There are at least two excellent economics lessons to be derived from the Hayek quote below.
1. Ludwig von Mises (and others, of course, such as George Reisman) always stressed that economic knowledge is accumulated over the millennia and can be considered in the same way as the accumulation of physical capital. We all are heirs to the discovery of fire and the invention of the wheel, for example.
2. There are many stages to the production process. Each economic actor needs to master only his specific stage by producing goods and services desired by the next stage of production. No one needs to master or can master all stages of production. The coordinating mechanism is the interest rate, also known as the rate of return, for each stage of production.

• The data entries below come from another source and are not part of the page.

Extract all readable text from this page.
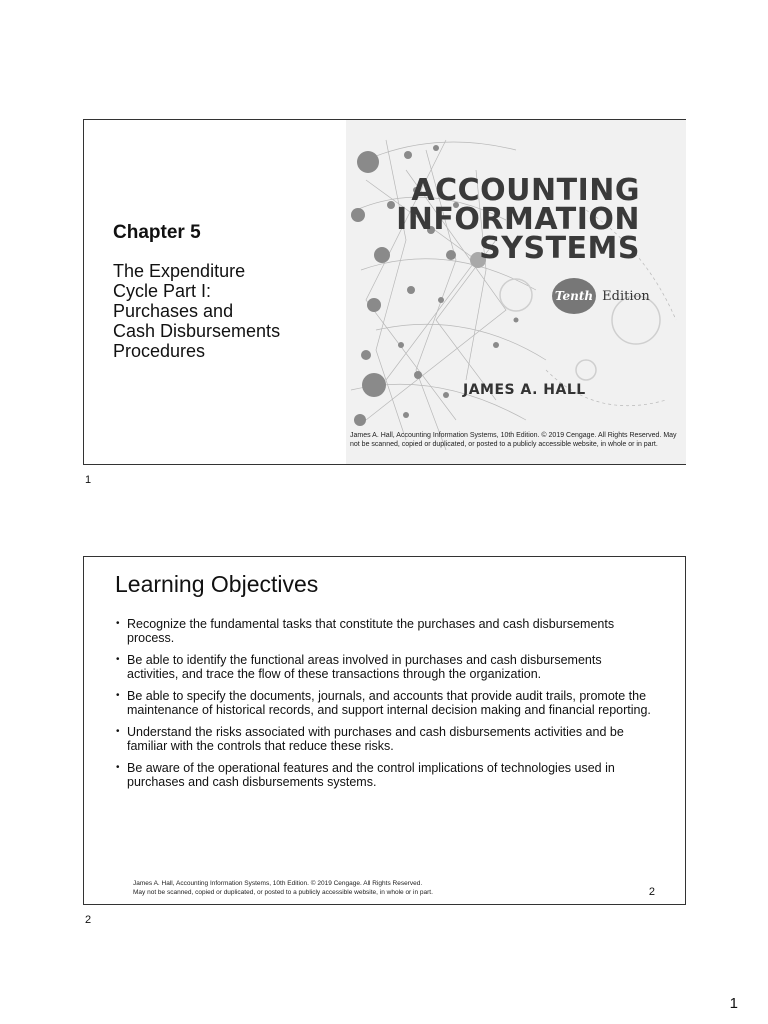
Chapter 5
The Expenditure
Cycle Part I:
Purchases and
Cash Disbursements
Procedures
ACCOUNTING
INFORMATION
SYSTEMS
Tenth Edition
JAMES A. HALL
James A. Hall, Accounting Information Systems, 10th Edition. © 2019 Cengage. All Rights Reserved. May not be scanned, copied or duplicated, or posted to a publicly accessible website, in whole or in part.
1
Learning Objectives
• Recognize the fundamental tasks that constitute the purchases and cash disbursements process.
• Be able to identify the functional areas involved in purchases and cash disbursements activities, and trace the flow of these transactions through the organization.
• Be able to specify the documents, journals, and accounts that provide audit trails, promote the maintenance of historical records, and support internal decision making and financial reporting.
• Understand the risks associated with purchases and cash disbursements activities and be familiar with the controls that reduce these risks.
• Be aware of the operational features and the control implications of technologies used in purchases and cash disbursements systems.
James A. Hall, Accounting Information Systems, 10th Edition. © 2019 Cengage. All Rights Reserved.
May not be scanned, copied or duplicated, or posted to a publicly accessible website, in whole or in part.	2
2
1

Thus, the old adages of "tend to your own knitting" and "mind your own business" take on added respect. We also see the folly of interest interventions by central banks. These interventions thwart the coordinating process relating to the stages of production. Thusly, businesses are encouraged to invest for the sake of investing per se and not for the sake of meeting real market demands.


The Latest from Cafe Hayek

Quotation of the Day…
Posted: 21 Jul 2012 04:38 AM PDT

… is from pages 149-150 of the 1979 Liberty Fund edition of Hayek’s 1952 study, The Counter-Revolution of Science (footnote excluded):

We flatter ourselves undeservedly if we represent human civilization as entirely the product of conscious reason or as the product of human design, or when we assume that it is necessarily in our power deliberately to re-create or to maintain what we have built without knowing what we are doing. Though our civilization is the result of a cumulation of individual knowledge, it is not by the explicit or conscious combination of all this knowledge in any individual brain, but by its embodiment in symbols which we use without understanding them, in habits and institutions, tools and concepts, that man in society is constantly able to profit from a body of knowledge either he nor any other man completely possesses. Many of the greatest things that man has achieved are the result not of consciously directed thought, and still less the product of a deliberately coordinated effort of many individuals, but of a process in which the individual plays a part which he can never fully understand. They are greater than any individual precisely because they result from the combination of knowledge more extensive than a single mind can master.